Europa ist blau, tiefblau, mit leuchtend gelben Sternen. So kennen es die Menschen seit Jahrzehnten. Doch seit einigen Monaten ist Europa auch lila, ein satter Farbton, der an die Verpackung von Milka-Schokolade erinnert. Bei Demonstrationen der Bewegung "Pulse of Europe" mischten sich lilafarbene Schilder und Banner zwischen das europäische Blau-Gelb, genauso beim "Women's March" und neuerdings auch bei "Fridays for Future".

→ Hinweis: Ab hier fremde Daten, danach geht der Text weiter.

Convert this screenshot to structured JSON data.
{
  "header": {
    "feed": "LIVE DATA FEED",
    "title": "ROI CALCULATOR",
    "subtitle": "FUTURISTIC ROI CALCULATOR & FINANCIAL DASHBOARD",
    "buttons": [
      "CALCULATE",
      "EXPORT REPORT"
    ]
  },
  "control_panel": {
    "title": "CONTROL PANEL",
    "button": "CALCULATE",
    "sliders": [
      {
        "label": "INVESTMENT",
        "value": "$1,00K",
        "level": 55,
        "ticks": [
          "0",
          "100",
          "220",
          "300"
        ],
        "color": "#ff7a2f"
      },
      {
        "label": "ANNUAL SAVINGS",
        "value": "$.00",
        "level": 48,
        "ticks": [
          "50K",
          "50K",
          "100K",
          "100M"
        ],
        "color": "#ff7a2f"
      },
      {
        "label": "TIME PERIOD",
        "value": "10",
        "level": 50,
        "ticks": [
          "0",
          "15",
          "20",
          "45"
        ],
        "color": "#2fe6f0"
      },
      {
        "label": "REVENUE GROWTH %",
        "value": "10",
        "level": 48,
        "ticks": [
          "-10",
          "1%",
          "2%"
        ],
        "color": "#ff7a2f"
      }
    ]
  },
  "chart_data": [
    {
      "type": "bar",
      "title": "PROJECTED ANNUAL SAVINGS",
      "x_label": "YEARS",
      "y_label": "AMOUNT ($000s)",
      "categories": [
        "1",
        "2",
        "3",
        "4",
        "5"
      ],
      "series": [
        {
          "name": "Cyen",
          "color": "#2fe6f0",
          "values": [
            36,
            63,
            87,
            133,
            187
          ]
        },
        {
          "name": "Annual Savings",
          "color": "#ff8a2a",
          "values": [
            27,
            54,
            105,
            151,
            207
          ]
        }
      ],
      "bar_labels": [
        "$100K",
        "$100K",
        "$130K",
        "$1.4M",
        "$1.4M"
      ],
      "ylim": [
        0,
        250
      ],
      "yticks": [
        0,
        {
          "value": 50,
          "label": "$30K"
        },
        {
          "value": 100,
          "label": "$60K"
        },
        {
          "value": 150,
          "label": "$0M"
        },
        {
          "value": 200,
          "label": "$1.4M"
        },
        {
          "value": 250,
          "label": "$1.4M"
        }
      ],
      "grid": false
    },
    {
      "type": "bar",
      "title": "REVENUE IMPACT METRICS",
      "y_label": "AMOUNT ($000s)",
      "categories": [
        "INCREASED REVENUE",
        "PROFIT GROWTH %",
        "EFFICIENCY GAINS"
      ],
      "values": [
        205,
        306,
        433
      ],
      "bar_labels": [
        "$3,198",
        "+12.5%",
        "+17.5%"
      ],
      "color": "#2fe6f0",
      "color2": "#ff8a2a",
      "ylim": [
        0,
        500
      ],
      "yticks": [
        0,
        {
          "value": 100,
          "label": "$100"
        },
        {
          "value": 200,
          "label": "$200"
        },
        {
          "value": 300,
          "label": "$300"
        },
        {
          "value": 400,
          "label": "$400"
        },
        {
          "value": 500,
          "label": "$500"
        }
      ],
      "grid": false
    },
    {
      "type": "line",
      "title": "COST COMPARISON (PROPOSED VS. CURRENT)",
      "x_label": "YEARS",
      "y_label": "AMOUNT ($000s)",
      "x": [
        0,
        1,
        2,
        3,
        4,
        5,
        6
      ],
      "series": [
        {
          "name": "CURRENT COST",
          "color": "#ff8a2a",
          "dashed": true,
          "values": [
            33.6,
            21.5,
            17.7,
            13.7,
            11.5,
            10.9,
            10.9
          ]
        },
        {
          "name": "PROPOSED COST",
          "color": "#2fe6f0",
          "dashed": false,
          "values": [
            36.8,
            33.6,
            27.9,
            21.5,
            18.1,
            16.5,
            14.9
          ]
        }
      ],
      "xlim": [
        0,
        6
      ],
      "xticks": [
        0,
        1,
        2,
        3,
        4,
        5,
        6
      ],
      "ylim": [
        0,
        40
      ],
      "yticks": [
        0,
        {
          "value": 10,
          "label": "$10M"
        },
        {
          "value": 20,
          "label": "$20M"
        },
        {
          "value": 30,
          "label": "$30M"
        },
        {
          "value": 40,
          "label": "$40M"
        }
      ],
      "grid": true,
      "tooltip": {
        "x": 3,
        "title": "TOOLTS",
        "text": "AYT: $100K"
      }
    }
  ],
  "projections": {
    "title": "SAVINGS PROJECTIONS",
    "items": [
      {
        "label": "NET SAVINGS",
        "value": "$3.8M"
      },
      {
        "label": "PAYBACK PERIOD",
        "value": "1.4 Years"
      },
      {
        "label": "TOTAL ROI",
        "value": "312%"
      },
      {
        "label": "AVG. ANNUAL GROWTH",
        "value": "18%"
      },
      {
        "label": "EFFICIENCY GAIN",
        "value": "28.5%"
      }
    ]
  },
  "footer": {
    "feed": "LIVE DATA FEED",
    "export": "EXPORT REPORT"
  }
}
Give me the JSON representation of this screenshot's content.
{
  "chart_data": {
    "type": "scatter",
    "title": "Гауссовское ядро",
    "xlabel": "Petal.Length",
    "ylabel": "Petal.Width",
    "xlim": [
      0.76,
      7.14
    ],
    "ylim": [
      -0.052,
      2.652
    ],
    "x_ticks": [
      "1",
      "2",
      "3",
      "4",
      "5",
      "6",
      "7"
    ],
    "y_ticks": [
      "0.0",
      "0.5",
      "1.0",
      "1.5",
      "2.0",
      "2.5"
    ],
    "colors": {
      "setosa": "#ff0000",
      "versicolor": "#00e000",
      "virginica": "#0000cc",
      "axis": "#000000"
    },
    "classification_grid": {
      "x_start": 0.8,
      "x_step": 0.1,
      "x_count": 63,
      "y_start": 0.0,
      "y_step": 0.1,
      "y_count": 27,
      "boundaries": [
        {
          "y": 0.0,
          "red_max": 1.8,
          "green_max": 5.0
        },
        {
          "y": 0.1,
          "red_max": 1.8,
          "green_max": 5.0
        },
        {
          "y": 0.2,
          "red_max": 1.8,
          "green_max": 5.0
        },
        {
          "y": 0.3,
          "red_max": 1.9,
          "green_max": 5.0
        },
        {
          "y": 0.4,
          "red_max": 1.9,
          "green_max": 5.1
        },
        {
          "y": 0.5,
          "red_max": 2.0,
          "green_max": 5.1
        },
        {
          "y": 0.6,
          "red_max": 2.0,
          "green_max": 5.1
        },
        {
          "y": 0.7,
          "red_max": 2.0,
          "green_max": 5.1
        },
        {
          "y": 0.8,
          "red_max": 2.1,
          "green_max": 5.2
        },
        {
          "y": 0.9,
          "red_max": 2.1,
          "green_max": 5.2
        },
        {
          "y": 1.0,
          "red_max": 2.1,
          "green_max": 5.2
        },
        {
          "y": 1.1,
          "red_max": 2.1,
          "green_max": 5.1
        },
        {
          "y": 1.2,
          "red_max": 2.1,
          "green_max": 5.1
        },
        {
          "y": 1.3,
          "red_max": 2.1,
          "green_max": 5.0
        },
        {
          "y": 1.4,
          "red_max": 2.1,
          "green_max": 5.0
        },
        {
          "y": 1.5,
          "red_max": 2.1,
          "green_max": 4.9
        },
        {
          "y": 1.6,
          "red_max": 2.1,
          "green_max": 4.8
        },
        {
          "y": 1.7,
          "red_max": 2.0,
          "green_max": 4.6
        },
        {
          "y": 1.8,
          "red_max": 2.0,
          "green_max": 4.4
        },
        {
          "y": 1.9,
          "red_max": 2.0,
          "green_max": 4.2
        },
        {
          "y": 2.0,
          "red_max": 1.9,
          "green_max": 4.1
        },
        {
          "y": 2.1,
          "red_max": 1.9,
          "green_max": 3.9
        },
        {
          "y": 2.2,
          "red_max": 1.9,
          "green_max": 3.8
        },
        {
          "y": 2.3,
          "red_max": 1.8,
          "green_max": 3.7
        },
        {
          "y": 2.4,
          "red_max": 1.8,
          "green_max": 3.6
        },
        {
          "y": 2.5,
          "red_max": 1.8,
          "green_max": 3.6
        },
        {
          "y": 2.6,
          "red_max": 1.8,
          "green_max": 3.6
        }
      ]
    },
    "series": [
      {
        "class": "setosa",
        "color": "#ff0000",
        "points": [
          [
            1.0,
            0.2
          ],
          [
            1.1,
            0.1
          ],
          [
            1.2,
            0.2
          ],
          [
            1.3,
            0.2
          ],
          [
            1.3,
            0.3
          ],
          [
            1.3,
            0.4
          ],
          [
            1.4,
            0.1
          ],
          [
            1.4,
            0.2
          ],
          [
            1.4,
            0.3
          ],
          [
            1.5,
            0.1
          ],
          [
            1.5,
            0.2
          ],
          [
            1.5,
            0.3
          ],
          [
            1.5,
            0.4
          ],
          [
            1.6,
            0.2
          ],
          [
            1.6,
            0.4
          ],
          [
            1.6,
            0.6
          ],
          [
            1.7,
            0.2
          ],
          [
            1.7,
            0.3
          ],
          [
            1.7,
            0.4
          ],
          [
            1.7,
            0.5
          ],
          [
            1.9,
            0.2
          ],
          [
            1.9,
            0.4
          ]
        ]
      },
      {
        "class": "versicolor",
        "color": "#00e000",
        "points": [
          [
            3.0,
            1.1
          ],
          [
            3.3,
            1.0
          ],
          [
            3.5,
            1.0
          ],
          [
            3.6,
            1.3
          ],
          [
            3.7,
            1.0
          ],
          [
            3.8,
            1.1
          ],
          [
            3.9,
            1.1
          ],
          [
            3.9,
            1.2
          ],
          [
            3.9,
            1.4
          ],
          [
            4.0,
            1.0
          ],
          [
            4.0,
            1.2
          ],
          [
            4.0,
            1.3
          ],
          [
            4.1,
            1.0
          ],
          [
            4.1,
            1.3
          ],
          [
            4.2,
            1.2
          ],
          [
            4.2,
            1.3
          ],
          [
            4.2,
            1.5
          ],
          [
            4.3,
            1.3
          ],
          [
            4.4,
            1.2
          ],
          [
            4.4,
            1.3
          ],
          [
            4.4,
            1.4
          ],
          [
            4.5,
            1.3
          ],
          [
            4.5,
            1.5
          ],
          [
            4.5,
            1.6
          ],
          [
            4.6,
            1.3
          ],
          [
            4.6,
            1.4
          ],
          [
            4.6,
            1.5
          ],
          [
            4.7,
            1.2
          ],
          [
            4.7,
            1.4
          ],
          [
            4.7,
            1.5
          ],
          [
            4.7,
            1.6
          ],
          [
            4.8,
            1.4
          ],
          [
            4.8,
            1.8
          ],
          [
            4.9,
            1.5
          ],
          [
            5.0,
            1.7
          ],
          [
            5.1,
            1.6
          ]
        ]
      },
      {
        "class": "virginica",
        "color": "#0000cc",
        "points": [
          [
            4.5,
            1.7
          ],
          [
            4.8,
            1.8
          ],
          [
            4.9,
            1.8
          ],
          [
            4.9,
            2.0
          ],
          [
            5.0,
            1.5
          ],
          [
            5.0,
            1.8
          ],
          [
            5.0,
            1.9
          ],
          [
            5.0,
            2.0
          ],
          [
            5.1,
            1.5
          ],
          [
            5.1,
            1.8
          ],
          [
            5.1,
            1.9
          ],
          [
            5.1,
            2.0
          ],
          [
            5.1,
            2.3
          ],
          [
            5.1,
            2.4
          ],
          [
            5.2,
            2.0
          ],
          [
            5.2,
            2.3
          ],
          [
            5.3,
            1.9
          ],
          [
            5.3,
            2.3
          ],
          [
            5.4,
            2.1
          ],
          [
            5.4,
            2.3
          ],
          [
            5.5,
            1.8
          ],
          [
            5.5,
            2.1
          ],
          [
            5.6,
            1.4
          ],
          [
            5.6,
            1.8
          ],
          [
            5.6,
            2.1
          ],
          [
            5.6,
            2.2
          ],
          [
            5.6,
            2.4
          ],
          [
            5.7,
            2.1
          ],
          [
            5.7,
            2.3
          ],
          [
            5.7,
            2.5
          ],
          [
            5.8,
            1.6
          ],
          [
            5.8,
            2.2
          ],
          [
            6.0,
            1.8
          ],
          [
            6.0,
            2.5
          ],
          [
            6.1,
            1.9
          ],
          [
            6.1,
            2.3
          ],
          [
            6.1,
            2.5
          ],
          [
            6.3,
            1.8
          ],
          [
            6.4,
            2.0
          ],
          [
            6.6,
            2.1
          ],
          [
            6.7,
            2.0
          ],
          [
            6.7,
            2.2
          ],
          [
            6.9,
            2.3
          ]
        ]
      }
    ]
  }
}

Dieses Lila ist die Farbe von Volt, einer neuen Partei begeisterter Europäer, die im Mai in mehreren Ländern zur Europawahl antritt. In den kommenden Wochen haben die Anhänger eine klare Mission: wachsen und bekannter werden.
An einem verregneten Samstagnachmittag hat sich die Regionalgruppe Hamburg versammelt, dicht gedrängt sitzt eine Gruppe von Europa-Enthusiasten im Erdgeschoss der wirtschafts- und sozialwissenschaftlichen Fakultät der Universität. Es ist eine Woche, in der die britische Premierministerin Theresa May und ihr Eiertanz um den Brexit die Titelseiten der Zeitungen bestimmen. Gemessen daran ist die Stimmung im Raum nahezu euphorisch.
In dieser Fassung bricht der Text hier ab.